Aphorisms & Poetry

This page is an introduction to the aphorisms and poetry written by Franklin Merrell-Wolff; you can also browse his Aphorisms & Poetry directly.

 

Although Wolff acknowledged that the formulation of the content of a mystical state is “never wholly accurate,” he also held that such expression is valuable insofar as it may evoke “the perspective and resources that come from Enlightenment.”[1] That being said, Wolff goes on to note that a mystic may be more or less skilled at this task, and so some formulations may be better crafted than others.

With this in mind, Wolff sometimes found it necessary to express himself in aphorisms and poetry, a form of communication that, in his words, is “conceptual thought and transcendental thought combine[d] in mutual action”:

The best of poetry has much of this kind of thought. It is the poetry that stirs the souls rather than the senses of men. It is the poetry of content rather than of form. But most of all, from this level of thought are born the aphorisms, that strange kind of thought that is both poetry and something more. For it stirs the thinking as well as the feeling and thus integrates the best of the whole man. Mystery is an inextricable part of this thought.[2]

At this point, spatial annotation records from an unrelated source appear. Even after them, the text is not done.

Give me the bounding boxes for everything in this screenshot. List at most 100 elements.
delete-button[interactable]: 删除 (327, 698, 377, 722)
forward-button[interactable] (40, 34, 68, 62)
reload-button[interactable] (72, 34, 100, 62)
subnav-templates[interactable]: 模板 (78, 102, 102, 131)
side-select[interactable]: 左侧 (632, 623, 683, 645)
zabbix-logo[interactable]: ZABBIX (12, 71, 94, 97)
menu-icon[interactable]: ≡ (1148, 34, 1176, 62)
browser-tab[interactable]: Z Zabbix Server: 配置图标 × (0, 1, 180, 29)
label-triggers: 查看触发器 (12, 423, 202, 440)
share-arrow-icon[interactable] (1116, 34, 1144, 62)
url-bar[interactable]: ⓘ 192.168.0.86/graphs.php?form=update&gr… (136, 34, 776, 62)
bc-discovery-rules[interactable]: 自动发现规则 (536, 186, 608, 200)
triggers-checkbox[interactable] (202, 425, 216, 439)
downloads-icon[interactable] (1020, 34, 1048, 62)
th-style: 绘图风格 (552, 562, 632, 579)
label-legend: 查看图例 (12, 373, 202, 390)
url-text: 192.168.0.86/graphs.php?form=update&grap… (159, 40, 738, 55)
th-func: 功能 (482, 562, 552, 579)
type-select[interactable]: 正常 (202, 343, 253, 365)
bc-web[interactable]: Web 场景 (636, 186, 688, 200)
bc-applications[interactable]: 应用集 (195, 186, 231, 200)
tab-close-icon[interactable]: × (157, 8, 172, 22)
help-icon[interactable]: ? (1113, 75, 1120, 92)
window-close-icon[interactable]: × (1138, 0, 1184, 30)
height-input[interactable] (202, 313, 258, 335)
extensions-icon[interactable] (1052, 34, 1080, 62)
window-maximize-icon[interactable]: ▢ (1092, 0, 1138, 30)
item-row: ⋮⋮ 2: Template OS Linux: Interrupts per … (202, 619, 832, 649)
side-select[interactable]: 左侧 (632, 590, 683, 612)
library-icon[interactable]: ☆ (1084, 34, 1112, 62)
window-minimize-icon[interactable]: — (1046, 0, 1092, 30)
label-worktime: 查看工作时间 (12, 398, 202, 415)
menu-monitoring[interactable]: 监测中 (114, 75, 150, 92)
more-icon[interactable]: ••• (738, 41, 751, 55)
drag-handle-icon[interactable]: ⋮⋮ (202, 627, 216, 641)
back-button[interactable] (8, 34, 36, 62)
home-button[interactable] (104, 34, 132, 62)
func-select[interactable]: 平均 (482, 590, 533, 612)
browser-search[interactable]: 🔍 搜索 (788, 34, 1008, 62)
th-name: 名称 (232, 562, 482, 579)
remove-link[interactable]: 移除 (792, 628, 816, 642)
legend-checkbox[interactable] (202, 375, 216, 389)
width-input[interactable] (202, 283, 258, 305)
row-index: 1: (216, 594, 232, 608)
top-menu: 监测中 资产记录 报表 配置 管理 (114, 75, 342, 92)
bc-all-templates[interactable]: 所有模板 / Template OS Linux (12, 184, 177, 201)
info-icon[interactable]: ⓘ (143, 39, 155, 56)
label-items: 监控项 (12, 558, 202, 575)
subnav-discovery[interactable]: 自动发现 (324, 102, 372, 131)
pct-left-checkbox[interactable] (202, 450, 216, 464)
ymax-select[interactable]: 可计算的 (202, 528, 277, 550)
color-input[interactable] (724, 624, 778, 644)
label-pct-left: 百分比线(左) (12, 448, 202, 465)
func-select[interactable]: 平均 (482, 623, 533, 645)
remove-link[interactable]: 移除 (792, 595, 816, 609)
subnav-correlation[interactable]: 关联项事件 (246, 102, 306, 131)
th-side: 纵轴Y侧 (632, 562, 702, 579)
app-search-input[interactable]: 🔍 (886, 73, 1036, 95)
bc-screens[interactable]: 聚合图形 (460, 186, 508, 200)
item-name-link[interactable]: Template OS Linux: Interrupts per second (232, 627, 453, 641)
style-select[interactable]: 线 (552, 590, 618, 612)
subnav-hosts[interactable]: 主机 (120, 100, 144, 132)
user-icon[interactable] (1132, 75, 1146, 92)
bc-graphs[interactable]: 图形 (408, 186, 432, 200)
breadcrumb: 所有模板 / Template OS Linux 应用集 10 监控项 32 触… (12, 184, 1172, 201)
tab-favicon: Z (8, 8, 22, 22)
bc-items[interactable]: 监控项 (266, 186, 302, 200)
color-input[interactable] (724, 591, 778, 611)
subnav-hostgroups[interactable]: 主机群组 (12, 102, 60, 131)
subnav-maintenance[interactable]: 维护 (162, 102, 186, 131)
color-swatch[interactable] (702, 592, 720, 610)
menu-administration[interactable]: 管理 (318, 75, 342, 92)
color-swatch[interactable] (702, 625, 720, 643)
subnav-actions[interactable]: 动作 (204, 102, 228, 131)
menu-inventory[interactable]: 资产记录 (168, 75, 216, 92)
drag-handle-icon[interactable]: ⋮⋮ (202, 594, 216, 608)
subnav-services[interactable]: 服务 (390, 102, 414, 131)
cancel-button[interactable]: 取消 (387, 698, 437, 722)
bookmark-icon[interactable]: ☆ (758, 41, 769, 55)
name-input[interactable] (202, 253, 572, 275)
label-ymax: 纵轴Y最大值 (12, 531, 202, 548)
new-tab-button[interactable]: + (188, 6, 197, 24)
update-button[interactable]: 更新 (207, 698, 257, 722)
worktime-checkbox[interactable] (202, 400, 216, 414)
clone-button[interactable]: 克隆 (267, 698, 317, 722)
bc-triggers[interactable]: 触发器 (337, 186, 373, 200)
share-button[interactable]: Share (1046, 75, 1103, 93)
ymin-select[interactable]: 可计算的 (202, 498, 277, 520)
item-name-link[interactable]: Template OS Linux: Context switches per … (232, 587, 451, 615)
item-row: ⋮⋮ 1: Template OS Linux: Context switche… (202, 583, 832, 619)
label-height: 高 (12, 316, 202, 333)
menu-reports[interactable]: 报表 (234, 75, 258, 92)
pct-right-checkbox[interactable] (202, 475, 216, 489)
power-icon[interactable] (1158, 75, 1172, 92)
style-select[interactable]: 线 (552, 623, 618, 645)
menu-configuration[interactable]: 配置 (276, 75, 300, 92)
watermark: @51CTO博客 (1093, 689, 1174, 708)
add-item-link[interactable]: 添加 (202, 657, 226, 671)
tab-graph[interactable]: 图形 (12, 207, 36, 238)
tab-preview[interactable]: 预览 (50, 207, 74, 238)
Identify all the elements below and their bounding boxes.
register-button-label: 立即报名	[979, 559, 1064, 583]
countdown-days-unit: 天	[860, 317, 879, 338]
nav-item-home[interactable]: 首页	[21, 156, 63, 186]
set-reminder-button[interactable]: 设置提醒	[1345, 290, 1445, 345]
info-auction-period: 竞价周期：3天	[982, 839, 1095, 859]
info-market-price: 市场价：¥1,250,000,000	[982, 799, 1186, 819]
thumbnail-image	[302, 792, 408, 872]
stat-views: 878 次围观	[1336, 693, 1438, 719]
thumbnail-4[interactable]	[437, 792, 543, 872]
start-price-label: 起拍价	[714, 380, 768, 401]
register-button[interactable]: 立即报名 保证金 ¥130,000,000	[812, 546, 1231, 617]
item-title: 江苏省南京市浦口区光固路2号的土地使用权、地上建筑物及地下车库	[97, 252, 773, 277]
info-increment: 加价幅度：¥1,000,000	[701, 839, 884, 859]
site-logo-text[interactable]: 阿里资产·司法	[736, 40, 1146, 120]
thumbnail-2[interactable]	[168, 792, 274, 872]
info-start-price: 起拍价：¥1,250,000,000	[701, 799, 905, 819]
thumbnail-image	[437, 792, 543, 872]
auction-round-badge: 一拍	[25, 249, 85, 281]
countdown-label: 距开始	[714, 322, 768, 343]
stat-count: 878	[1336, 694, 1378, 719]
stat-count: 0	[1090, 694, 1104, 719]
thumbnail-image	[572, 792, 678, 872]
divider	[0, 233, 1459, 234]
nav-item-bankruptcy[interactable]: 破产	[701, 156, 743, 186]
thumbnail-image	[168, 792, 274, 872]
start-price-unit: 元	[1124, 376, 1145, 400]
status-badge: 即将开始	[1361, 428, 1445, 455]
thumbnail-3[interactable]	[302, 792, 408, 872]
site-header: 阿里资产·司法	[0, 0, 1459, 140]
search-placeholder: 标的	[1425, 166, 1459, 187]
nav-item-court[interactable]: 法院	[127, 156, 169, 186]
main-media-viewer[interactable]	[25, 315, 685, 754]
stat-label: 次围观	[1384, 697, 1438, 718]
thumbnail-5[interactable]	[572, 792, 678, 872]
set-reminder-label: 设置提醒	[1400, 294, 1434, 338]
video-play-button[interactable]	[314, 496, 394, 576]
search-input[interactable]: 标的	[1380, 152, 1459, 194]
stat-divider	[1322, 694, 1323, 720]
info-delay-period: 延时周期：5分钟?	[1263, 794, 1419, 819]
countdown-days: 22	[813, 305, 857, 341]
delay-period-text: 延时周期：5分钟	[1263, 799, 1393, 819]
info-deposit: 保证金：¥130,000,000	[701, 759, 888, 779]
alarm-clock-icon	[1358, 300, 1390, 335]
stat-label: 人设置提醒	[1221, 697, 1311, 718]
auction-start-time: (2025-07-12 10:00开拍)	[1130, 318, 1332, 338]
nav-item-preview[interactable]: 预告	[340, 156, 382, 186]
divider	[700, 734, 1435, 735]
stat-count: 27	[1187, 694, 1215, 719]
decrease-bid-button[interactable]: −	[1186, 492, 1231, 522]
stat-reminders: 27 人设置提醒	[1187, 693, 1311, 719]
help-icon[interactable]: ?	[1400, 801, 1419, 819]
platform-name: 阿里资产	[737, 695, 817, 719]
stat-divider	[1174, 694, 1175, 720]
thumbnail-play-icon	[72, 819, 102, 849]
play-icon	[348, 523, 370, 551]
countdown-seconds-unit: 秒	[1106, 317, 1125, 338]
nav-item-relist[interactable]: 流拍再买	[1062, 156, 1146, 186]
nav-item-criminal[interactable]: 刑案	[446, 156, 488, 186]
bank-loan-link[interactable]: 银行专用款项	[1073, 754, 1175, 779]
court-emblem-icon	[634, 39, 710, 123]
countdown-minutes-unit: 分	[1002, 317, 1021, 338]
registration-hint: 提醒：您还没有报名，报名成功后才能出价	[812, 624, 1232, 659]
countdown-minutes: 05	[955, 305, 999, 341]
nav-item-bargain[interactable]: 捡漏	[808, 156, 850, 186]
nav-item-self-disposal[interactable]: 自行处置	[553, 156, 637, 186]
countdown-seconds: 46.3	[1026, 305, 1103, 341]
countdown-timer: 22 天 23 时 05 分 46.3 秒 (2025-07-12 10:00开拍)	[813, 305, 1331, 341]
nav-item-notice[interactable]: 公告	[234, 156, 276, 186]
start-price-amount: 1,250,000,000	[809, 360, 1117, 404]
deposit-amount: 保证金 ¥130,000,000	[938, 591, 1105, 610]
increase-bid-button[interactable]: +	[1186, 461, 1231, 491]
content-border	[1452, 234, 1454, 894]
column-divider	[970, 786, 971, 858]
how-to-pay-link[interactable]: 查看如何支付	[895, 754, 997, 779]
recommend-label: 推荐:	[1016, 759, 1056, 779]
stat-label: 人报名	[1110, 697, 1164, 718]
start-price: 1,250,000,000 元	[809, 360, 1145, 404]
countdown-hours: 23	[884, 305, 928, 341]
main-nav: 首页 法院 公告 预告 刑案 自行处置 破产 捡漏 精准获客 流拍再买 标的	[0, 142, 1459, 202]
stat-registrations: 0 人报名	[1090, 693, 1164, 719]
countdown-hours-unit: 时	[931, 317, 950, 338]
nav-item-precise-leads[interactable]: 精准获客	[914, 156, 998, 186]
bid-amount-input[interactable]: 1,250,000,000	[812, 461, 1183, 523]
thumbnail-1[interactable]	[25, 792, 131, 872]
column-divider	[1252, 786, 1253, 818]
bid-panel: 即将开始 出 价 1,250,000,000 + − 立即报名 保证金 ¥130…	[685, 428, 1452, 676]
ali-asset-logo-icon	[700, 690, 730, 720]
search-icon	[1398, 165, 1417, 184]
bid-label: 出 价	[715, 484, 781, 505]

In this section of the Wolff Archive, you will find both Wolff’s poetry and his aphorisms. In speaking of the aphorisms, Wolff notes that there are two ways to approach this material:

They may be regarded as seeds to be taken into the meditative state, in which case they will tend to arouse the essentially inexpressible Meaning and Realization which they symbolize. This we may call their mystical value. On the other hand, they may be regarded as primary indefinables upon which a systematic philosophy of the universe and its negation, Nirvana, may be developed. In this case, they may be viewed as a base of reference from which all thought and experience may be evaluated.[3]

The same may be said for his poetic expression, which following Aurobindo, Wolff also considered to be a type of “transcriptive thinking.”[4]


Endnotes

[1] Franklin Merrell-Wolff, Experience and Philosophy (Albany, N.Y.: SUNY Press, 1994), ix.

[2] Ibid., 308.

[3] Ibid., 215.

[4] Franklin Merrell-Wolff, “Lectures to University Students,” part 6 (Lone Pine, CA, February 1968), audio recording, 5-6.